In 1976 werd de Stichting Fotoarchief Maria Austria/Particam opgericht met als doel het archief van fotografe Maria Austria te beheren. Er bleek namelijk geen instelling te bestaan in Nederland die daarvoor zorg kon dragen. In 1981 liet de stichting onderzoeken hoe fotografen dachten over de oprichting van een Nederlands fotoarchief dat belangrijke archieven van niet meer werkende of reeds overleden fotografen zou kunnen opnemen. De reacties waren positief. Op 7 mei 1982 werd door drie bestuursleden van de Stichting Maria Austria de stichting Nederlands fotoarchief (nfa) opgericht met als hoofddoelstelling het beheren, conserveren en toegankelijk houden van negatievenarchieven met een culturele en documentaire waarde. De stichting Maria Austria vroeg Pieter Boersma als voorzitter van het nfa op te treden. Twee voorname redenen om Boersma als voorzitter te vragen waren, dat hij tijdens zijn voorzitterschap van de GKf (1974-1980) veel oudere, vooraanstaande fotografen had leren kennen en dat hij de weg in ambtelijk Den Haag kende. Onder zijn voorzitterschap, dat tot 1994 zou duren, opende het nfa na veel getouwtrek over de vestigingsplaats (Amsterdam of Rotterdam) op 25 november 1990 officieel haar deuren in Rotterdam. Sommige fotografen en nabestaanden van fotografen weigerden naar Rotterdam te 'verhuizen' en brachten hun archieven onder bij de Stichting Maria Austria. Dat er uiteindelijk een Nederlands fotoarchief is gekomen, is voor een belangrijk deel te danken aan de jarenlange, onvermoeibare inspanningen van Pieter Boersma als voorzitter van de stichting Nederlands fotoarchief.

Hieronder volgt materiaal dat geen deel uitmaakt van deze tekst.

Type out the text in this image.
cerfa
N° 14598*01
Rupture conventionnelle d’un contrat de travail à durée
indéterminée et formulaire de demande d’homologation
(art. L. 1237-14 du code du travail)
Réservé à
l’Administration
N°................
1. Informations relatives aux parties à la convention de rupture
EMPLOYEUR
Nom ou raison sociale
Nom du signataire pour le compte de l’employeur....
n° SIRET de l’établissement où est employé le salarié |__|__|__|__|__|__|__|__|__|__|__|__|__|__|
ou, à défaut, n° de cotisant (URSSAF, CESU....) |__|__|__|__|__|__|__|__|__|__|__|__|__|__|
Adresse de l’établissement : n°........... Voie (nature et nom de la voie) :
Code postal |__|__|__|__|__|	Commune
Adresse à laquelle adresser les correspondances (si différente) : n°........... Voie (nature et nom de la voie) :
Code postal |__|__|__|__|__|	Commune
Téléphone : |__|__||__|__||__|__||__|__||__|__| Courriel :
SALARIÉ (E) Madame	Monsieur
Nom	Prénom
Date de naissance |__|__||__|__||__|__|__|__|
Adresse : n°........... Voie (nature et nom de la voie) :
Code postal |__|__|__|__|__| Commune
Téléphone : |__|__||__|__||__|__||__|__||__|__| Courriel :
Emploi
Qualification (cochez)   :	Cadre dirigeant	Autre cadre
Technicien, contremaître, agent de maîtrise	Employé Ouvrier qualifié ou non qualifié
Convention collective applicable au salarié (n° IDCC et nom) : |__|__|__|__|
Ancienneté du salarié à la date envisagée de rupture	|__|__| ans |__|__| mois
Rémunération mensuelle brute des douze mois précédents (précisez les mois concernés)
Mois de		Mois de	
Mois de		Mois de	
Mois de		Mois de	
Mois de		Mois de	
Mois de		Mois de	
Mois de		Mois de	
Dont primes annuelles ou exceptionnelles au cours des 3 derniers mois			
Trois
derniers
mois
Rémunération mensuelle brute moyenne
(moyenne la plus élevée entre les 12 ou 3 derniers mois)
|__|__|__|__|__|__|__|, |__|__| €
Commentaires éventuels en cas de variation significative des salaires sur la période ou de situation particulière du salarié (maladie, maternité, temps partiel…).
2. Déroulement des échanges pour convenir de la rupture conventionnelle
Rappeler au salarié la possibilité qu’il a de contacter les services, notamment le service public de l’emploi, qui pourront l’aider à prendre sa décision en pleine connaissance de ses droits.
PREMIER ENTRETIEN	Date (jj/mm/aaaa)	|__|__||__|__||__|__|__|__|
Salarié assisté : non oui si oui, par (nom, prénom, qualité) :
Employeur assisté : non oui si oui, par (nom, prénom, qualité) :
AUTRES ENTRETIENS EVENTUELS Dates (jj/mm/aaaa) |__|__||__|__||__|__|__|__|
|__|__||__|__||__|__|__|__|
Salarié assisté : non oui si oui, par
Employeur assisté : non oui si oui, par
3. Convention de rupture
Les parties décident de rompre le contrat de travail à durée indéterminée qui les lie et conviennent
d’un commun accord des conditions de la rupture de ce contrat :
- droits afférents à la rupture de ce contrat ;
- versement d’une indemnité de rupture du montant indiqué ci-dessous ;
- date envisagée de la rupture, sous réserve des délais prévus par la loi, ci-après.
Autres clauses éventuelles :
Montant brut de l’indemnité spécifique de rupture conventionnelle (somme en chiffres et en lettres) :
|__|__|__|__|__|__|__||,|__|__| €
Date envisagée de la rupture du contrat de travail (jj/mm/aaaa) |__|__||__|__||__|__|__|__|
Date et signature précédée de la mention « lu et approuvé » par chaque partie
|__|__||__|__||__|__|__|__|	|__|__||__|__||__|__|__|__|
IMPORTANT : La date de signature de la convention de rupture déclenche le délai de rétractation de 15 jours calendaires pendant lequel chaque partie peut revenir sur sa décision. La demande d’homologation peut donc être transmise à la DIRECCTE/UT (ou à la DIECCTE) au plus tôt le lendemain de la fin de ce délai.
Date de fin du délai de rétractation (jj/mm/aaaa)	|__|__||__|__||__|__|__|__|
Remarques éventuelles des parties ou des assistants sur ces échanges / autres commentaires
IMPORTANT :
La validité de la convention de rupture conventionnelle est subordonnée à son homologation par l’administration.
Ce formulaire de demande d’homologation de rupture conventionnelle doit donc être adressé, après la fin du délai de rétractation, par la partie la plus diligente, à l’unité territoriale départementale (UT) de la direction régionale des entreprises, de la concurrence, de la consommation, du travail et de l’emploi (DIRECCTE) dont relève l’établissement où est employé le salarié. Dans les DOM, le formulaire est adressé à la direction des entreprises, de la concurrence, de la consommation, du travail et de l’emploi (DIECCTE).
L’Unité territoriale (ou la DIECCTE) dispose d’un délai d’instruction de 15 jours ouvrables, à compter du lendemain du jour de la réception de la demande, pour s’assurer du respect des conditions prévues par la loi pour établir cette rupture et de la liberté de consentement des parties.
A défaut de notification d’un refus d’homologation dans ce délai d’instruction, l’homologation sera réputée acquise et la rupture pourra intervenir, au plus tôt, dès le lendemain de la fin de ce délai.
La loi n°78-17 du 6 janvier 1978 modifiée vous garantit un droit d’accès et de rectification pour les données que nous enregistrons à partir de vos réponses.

Vanaf 1981 fotografeerde Pieter Boersma regelmatig acties, manifestaties, demonstraties en conferenties voor de Anti-Apartheids Beweging Nederland (AABN). In 1987 ging hij op verzoek van de AABN naar Zimbabwe waar een conferentie werd gehouden over kinderen in Zuid-Afrikaanse politiecellen. Een jaar later werd hij gevraagd om de vaste fotograaf te worden van de in 1984 opgerichte Association of West European Parlementarians for Action against Apartheid (A.W.E.P.A.A.), tegenwoordig Association of European Parlementarians for Africa geheten (AWEPA). Voor deze organisatie reist hij sindsdien gemiddeld drie maal per jaar naar zuidelijk Afrika waar hij naast portretten, vooral vluchtelingen, verkiezingen en economische ontwikkelingen in de grote en kleine bedrijven (van bierbrouwerijen tot boerenbedrijfjes) fotografeert. Zijn foto's verschijnen in de publicaties van AWEPA en er worden tentoonstellingen van gemaakt die te zien zijn op conferenties en in parlementsgebouwen in West-Europa en zuidelijk Afrika. Behalve voor AWEPA houdt Boersma zich de laatste jaren niet meer met documentaire fotografie bezig. Hij fotografeert nu voor de opdrachtgevers die op zijn pad komen, waaronder de Stichting Kunst en Cultuur Noord-Holland.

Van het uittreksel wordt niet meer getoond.